ATA maintains the port’s demand that trucking companies regularly serving the port sign concessionaire agreements is a violation of the Federal Aviation Administration Authorization Act. The 1994 act prohibits state and local governments from enacting or enforcing any ‘law, regulation, or provision having the force and effect of law related to a price, route, or service of any motor carrier.”
The association has stated that if the port rules remain, it would “clear the way for a patchwork of regulations that would lead to unreasonable burdens on the movement of goods.”
Officials at ports nationwide have expressed interest in creating requirements similar to the Port of LA’s and have said they are following the case closely.
The court had invited the U.S. Solicitor General to submit a brief, as this office supervises and conduct government litigation at this level.

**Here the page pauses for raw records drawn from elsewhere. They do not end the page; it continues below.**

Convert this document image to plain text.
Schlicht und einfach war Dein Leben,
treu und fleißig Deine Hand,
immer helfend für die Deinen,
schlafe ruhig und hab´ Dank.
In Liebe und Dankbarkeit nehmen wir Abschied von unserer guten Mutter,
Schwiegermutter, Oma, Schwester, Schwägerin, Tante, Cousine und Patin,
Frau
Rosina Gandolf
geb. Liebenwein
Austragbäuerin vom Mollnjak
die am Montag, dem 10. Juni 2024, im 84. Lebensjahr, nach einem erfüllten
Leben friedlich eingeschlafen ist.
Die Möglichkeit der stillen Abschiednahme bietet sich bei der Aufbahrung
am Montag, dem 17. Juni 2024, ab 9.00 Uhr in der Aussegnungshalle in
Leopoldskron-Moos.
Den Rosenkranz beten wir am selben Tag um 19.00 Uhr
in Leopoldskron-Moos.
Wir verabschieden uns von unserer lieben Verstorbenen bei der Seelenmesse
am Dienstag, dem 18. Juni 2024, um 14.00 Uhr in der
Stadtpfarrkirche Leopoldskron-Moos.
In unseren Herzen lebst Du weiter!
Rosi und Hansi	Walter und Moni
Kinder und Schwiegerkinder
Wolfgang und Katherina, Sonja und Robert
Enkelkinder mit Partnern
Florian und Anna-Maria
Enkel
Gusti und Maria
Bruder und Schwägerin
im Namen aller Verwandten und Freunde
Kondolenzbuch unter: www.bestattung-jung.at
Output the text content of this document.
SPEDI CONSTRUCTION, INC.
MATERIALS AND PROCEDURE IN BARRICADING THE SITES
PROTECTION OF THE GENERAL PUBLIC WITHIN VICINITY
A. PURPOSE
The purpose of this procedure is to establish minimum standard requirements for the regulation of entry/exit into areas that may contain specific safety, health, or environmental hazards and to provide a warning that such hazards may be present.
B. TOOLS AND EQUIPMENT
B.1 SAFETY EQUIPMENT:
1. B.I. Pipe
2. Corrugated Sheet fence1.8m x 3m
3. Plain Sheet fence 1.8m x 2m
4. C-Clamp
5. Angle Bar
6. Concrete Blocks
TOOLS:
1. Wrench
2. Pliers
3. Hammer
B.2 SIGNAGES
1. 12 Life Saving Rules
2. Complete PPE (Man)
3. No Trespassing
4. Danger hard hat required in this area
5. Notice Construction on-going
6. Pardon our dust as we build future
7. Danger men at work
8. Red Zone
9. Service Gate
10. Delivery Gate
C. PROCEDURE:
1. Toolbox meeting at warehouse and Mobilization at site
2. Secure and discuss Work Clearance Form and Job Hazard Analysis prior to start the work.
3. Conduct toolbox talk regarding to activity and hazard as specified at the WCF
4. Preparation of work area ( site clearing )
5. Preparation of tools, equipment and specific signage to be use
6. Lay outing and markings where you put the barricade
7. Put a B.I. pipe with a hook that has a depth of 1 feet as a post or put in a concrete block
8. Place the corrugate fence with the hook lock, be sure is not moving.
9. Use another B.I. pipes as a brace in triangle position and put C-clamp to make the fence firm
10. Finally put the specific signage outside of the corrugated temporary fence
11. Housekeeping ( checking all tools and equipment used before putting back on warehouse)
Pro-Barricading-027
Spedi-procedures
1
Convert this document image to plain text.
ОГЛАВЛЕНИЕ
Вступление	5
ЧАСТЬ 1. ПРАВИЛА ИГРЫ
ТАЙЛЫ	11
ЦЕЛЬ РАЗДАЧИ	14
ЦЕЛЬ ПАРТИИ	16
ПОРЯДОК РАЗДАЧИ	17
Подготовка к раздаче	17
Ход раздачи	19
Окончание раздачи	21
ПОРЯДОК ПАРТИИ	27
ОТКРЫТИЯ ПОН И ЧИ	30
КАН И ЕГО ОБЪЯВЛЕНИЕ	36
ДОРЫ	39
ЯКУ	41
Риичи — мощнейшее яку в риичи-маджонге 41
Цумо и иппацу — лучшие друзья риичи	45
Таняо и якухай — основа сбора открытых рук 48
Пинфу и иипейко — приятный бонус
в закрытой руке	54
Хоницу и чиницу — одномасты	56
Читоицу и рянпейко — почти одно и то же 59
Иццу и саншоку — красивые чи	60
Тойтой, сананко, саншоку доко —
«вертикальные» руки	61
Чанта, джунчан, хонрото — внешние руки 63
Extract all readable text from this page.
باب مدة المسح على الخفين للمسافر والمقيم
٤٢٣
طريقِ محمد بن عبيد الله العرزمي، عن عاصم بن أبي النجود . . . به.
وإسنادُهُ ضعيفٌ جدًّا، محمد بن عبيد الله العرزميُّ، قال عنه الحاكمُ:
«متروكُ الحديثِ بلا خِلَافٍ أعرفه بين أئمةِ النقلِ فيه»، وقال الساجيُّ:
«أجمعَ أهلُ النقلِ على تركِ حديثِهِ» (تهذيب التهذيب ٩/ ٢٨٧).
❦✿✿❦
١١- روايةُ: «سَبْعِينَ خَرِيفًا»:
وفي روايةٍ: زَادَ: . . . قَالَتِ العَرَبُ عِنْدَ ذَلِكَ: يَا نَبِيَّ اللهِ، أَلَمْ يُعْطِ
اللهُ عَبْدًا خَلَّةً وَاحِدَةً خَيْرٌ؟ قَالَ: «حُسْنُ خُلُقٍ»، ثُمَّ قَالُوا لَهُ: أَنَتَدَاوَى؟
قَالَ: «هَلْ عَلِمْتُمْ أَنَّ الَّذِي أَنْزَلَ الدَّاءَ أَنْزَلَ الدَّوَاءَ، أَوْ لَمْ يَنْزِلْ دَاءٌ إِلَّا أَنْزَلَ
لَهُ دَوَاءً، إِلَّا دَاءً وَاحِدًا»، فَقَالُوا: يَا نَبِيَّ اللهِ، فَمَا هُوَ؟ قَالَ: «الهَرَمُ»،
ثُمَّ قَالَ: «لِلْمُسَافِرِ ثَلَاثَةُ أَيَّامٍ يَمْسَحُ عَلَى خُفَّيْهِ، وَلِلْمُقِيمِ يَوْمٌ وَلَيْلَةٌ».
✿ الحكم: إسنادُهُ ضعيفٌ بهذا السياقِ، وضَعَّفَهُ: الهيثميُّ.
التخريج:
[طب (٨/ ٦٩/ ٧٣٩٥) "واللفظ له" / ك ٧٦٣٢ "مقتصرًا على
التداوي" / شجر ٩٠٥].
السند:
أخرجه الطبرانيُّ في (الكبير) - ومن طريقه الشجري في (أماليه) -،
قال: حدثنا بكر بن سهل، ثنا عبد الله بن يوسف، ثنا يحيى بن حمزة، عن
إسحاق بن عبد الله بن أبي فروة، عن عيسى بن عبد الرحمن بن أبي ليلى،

The solicit general’s amicus curiae or friend of the court brief states the port’s placards and off-street parking requirements are superseded by the FAAAA.
In 2008, the Port of Los Angeles began stipulating that carriers regularly serving the port enter into concession agreements that included truck maintenance, off-street parking and carrier proof of financial responsibility.
The association then sued POLA in U.S. district court, but the judge agreed with the port’s position that the requirements are not preempted by the FAAAA. Later, an appeals court overturned the employee-driver provision, but affirmed the remainder of the lower court’s ruling.